How to give a child a good start in life
May 19 2008 by Andrew Baldwin, Huddersfield Daily Examiner
Not enough people are putting themselves forward to be child foster carers. It may be they are worried about the commitment, or that they feel they don’t have the right qualities. ANDREW BALDWIN looks at what’s needed
‘Qualities like being optimistic, having good listening skills, being able to see things from a child’s point of view’
AT least 400 new foster carers must be recruited in Yorkshire and Humberside over the next year to provide stable homes for children in care, a charity has said.
The call for volunteers comes as foster care fortnight is under way. It is hoped the annual awareness campaign will show people the benefits of fostering and encourage more families to take in children who otherwise would remain in care homes.
Robert Tapsfield, the Fostering Network’s chief executive, said: “Without these much-needed new foster carers, too many fostered children will continue to be denied stability in their home and school life, which is key to success later on.
“While almost anyone can apply, foster carers need special qualities and some people will be more suited to it than others.
“This year’s campaign identifies the qualities needed to be a foster carer – qualities like being optimistic, having good listening skills, being able to see things from a child’s point of view and having a sense of humour – and encourages people to recognise these in themselves.”

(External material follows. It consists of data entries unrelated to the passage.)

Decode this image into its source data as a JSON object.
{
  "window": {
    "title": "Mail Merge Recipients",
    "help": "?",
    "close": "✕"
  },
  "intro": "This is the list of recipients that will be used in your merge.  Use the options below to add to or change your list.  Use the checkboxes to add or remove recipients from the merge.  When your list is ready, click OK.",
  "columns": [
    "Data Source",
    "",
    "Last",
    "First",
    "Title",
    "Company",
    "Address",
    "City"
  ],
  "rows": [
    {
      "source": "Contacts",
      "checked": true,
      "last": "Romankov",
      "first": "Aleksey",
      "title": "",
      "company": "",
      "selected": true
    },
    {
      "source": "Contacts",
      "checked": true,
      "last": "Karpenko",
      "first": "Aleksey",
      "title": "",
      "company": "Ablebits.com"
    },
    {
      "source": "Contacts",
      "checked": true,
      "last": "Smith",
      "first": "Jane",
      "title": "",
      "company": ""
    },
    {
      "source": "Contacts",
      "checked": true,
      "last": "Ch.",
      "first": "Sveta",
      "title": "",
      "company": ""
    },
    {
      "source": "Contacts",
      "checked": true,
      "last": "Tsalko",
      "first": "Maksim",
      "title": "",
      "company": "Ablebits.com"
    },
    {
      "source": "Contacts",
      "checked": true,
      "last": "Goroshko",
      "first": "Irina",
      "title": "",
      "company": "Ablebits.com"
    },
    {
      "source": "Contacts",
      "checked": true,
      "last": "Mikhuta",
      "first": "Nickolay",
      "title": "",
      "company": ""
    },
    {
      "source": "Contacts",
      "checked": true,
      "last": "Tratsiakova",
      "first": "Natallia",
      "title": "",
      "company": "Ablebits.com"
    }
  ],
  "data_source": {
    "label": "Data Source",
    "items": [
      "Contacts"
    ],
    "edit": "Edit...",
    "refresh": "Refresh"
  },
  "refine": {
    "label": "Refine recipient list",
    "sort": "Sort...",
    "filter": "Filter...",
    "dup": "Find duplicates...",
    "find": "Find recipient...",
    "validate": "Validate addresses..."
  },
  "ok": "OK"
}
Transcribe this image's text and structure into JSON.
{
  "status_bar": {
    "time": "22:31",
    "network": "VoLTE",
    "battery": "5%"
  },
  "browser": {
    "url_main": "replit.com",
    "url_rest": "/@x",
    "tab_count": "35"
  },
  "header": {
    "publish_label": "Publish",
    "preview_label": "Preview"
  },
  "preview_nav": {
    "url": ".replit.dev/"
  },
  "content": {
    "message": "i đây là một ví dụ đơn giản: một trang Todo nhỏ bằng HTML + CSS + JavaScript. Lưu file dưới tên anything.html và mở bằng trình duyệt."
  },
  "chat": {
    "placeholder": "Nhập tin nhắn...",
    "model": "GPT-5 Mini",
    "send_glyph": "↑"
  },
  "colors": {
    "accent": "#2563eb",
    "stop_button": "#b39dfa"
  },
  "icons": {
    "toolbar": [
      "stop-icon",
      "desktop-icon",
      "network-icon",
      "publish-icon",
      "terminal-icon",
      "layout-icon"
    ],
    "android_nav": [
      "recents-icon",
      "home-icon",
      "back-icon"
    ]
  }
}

There are many problems in encouraging people to foster. Families are often unwilling to take teenagers, for fear they could turn violent or engage in alcohol and substance abuse. Others fear that the level of commitment to get a child’s life back on track is too much for them.
As a result, local authorities often struggle to place children who have either been taken away from their parents or abandoned.

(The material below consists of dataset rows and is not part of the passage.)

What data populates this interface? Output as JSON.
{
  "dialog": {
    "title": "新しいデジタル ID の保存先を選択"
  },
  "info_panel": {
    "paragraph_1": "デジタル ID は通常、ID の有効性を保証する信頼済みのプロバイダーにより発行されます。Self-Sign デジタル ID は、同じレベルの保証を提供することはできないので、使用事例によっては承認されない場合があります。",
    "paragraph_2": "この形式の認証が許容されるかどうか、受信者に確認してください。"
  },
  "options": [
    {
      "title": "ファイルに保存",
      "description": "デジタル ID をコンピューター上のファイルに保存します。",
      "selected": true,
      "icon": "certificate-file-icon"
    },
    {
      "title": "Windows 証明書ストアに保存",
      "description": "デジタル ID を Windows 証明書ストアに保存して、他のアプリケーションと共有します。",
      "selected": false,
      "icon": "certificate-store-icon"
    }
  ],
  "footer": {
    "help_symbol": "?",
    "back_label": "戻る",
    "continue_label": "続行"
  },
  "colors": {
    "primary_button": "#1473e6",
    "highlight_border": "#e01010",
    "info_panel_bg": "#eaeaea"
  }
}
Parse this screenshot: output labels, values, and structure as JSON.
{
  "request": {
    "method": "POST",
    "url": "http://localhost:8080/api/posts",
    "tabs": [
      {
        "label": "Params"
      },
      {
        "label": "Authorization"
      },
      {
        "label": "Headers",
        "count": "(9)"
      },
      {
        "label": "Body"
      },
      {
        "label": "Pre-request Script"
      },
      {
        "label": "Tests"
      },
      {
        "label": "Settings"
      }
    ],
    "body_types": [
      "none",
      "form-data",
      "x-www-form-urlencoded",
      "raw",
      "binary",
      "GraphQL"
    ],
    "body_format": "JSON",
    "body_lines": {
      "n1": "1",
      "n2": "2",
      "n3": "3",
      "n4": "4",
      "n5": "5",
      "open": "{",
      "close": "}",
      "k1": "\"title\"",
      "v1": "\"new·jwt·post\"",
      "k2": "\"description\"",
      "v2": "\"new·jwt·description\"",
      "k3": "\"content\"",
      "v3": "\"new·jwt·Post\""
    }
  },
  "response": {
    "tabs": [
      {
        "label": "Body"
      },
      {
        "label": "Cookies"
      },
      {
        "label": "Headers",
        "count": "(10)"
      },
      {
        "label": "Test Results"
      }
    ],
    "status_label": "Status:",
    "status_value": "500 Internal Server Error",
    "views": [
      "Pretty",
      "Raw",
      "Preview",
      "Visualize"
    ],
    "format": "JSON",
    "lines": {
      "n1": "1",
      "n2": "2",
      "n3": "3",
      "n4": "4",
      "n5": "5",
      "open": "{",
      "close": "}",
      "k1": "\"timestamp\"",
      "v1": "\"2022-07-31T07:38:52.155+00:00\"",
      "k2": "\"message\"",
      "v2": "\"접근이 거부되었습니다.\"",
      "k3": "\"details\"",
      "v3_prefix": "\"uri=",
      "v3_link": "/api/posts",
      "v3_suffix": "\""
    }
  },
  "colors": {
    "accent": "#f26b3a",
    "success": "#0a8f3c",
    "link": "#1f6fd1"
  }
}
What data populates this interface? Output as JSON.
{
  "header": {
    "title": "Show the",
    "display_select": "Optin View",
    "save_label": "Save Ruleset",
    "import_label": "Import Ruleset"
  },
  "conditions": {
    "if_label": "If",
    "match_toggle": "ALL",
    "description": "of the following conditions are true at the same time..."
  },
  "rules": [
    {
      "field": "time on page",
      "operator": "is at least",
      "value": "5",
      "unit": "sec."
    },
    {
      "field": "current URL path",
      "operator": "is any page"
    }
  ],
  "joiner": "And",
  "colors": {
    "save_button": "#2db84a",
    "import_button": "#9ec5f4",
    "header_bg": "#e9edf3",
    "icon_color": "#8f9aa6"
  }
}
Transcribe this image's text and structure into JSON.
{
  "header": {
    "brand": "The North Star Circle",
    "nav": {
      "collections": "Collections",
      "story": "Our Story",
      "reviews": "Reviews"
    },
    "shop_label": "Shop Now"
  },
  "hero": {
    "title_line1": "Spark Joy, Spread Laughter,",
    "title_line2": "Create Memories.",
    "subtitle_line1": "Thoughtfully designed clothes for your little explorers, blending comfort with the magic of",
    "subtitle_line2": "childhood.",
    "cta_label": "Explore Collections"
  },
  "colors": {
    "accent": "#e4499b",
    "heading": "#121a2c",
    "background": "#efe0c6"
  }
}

The shortfall of foster carers means that children are being placed a long distance from their families, are being moved from home to home and are being split up from their brothers and sisters.
The wider the pool of foster carers available, the more likely it is that a good match can be found.
A total of 5,000 new foster carers must be recruited across the UK during the next year alone.
With the slogan Fostering: Recognise the Qualities You’ve Got, the annual awareness campaign aims to encourage people to realise that they may be right to take up the role of carers.
More than 50,000 children live with 43,000 foster families in the UK on any one day, with many more moving in and out of foster homes over the year.
Sue Williams is operations manager at SWIIS Foster Care Leeds, whose office covers the Yorkshire region.
She says: “You can be single, a same-sex relationship couple, brother and sister. There’s no age limit so we are looking for people with experience of children.
“It is about matching and getting the right place, for the right child.”